Drive-Thru Crew Member Says McDonald's Annual Coat Policy Left Employees Cold
A drive-thru crew member in central Delaware said they were not allowed to wear a personal coat and had been denied a McDonald’s-issued coat for months, raising safety and policy concerns for frontline workers.

A customer in central Delaware reported speaking with a drive-thru crew member who was working outside in very cold weather without a coat. The crew member told the customer they were not permitted to wear their own coat on duty and that McDonald’s issues coats only once a year, so employees hired outside that annual ordering window must wait until the next issuance. The customer said the crew member had requested a McDonald’s-issued coat for three months but management refused.
The exchange, described by a poster who relayed the conversation, highlights how a companywide uniform or outerwear schedule can collide with local staffing and weather realities. Current and former McDonald’s workers commenting on the thread described a patchwork of store-level practices: some locations keep shared coats in the crew room for team members to borrow, others allow plain black coats without branding, and some managers require employees to buy their own branded outerwear.
Workers on the thread raised immediate safety and operational concerns. Exposure to cold at outdoor drive-thru windows can affect employee health and performance, and commenters suggested that refusing to provide appropriate cold-weather personal protective equipment could be escalated to corporate or to OSHA if stores do not remedy the situation. The reports also touched on morale and labor relations. Team members who feel managers prioritize appearance or cost savings over their comfort may be less engaged at the window or counter, and patterns of inconsistent enforcement of uniform policies can create friction between staff and managers.
The central question is whether a once-a-year issuance model meets frontline needs when hiring and weather do not align with the distribution window. For newer hires who arrive after the ordering period, waiting months for a company-issued coat can force them to work in unsafe conditions or to shoulder out-of-pocket costs for branded outerwear. Several commenters said managers have in some cases pressured employees to purchase branded jackets, which shifts the expense to hourly workers.

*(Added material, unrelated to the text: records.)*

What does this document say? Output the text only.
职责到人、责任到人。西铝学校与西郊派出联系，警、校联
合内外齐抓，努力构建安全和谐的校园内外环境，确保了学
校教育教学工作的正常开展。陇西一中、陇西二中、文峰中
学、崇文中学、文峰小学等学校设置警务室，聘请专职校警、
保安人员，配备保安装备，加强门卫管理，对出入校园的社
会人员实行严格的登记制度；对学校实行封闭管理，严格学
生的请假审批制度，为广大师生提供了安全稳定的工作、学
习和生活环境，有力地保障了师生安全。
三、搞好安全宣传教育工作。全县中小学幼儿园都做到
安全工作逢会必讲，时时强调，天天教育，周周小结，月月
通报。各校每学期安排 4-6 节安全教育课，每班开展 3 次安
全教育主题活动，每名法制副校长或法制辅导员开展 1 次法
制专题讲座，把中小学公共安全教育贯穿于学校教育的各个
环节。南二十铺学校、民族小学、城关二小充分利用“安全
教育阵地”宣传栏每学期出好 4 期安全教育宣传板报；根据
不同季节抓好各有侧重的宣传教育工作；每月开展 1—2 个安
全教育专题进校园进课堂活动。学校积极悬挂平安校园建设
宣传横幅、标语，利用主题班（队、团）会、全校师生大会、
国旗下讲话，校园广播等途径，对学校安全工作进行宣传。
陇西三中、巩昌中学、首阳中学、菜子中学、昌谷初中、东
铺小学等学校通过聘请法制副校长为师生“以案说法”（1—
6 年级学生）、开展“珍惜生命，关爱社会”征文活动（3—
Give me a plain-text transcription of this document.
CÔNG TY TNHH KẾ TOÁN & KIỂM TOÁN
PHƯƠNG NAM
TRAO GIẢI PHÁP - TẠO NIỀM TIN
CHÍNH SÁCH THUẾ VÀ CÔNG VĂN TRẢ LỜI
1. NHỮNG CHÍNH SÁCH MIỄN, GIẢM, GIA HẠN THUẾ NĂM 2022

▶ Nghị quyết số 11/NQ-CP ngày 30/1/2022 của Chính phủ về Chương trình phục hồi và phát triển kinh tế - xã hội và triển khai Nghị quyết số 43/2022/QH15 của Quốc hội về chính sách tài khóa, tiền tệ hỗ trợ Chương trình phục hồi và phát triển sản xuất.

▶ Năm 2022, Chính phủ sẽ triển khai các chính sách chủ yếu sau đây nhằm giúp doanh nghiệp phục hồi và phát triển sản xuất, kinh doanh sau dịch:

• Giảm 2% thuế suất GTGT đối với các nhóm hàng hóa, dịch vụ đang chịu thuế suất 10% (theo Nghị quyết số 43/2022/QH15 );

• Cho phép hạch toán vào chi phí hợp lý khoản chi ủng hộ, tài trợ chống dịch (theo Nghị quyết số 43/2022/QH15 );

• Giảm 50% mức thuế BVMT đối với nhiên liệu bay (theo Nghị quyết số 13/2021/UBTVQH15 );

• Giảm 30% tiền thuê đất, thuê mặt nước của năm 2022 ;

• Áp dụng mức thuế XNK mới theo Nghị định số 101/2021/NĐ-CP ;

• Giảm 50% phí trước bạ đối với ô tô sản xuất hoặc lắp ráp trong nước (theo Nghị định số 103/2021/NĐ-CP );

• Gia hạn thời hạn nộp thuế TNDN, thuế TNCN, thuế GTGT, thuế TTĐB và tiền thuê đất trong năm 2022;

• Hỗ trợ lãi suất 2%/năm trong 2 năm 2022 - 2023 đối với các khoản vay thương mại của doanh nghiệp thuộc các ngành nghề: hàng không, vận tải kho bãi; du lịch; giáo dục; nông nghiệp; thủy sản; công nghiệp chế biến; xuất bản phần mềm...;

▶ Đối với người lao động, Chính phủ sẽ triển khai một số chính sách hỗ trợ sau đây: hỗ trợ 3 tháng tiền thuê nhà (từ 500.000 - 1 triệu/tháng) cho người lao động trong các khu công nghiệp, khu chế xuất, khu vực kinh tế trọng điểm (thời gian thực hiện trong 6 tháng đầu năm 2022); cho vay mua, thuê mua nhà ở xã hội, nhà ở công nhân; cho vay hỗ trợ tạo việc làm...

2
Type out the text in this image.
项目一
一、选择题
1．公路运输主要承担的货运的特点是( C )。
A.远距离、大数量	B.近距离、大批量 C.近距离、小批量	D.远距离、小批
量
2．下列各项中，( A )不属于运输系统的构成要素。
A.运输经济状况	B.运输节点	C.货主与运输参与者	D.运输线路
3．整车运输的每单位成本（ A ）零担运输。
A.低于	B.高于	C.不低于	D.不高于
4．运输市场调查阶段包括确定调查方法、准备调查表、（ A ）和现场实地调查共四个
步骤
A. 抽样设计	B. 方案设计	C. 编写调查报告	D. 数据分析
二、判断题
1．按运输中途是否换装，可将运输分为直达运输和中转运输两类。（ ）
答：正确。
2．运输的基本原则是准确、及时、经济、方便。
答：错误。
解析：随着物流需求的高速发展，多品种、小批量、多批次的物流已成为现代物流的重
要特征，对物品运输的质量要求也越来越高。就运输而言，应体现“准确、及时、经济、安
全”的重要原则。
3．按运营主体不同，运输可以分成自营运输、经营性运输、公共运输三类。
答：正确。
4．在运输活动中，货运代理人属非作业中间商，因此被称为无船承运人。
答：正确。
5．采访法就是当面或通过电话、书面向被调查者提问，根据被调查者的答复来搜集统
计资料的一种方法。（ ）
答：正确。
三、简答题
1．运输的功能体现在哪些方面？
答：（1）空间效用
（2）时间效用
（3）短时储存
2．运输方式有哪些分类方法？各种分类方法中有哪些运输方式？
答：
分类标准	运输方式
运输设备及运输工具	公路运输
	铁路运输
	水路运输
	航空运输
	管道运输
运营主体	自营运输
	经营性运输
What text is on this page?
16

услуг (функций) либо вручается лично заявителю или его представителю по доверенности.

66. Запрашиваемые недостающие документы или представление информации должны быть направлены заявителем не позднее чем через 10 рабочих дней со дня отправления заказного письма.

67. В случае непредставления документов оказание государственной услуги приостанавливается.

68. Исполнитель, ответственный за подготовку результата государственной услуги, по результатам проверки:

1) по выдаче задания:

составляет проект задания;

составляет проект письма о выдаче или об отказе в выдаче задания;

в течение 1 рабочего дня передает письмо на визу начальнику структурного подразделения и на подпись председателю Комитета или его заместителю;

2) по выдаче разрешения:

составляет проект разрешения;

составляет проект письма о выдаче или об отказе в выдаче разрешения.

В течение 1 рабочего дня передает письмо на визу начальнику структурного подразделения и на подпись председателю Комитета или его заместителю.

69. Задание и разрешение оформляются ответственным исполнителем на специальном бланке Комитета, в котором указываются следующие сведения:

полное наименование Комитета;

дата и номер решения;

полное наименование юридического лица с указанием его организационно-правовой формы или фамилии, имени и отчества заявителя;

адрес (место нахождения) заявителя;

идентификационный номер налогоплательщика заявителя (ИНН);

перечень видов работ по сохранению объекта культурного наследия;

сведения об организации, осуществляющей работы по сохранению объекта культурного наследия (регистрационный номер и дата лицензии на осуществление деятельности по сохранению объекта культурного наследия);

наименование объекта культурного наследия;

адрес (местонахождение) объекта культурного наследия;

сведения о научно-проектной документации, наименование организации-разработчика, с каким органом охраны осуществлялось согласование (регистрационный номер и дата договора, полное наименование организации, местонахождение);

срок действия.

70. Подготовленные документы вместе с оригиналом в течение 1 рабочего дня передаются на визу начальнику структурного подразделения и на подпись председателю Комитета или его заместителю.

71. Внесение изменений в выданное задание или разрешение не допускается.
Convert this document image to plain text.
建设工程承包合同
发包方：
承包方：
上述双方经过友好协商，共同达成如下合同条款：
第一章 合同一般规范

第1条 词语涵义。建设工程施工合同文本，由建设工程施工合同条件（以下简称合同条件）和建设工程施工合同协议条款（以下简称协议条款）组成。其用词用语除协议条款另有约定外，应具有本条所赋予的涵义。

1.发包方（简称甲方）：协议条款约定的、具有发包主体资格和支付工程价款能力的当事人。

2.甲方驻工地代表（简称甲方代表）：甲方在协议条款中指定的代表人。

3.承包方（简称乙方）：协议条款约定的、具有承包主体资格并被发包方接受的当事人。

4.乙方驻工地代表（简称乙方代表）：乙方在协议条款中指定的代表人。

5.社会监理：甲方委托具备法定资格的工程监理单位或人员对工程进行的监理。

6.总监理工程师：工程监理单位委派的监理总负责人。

This incident adds to a broader conversation about how national uniform policies are implemented at the store level and how companies balance brand standards with worker safety. For McDonald’s crew members and managers, the immediate takeaway is to document requests for issued outerwear and to escalate persistent refusals through store leadership or corporate channels. Commenters also recommended contacting local labor authorities or OSHA when stores decline to provide suitable cold-weather PPE.
What this means for workers is practical: inconsistent coat policies can affect health, attendance, and retention on cold shifts. The story may prompt stores to reassess how they handle outerwear distribution and how corporate guidance is translated into day-to-day practices at the drive-thru window.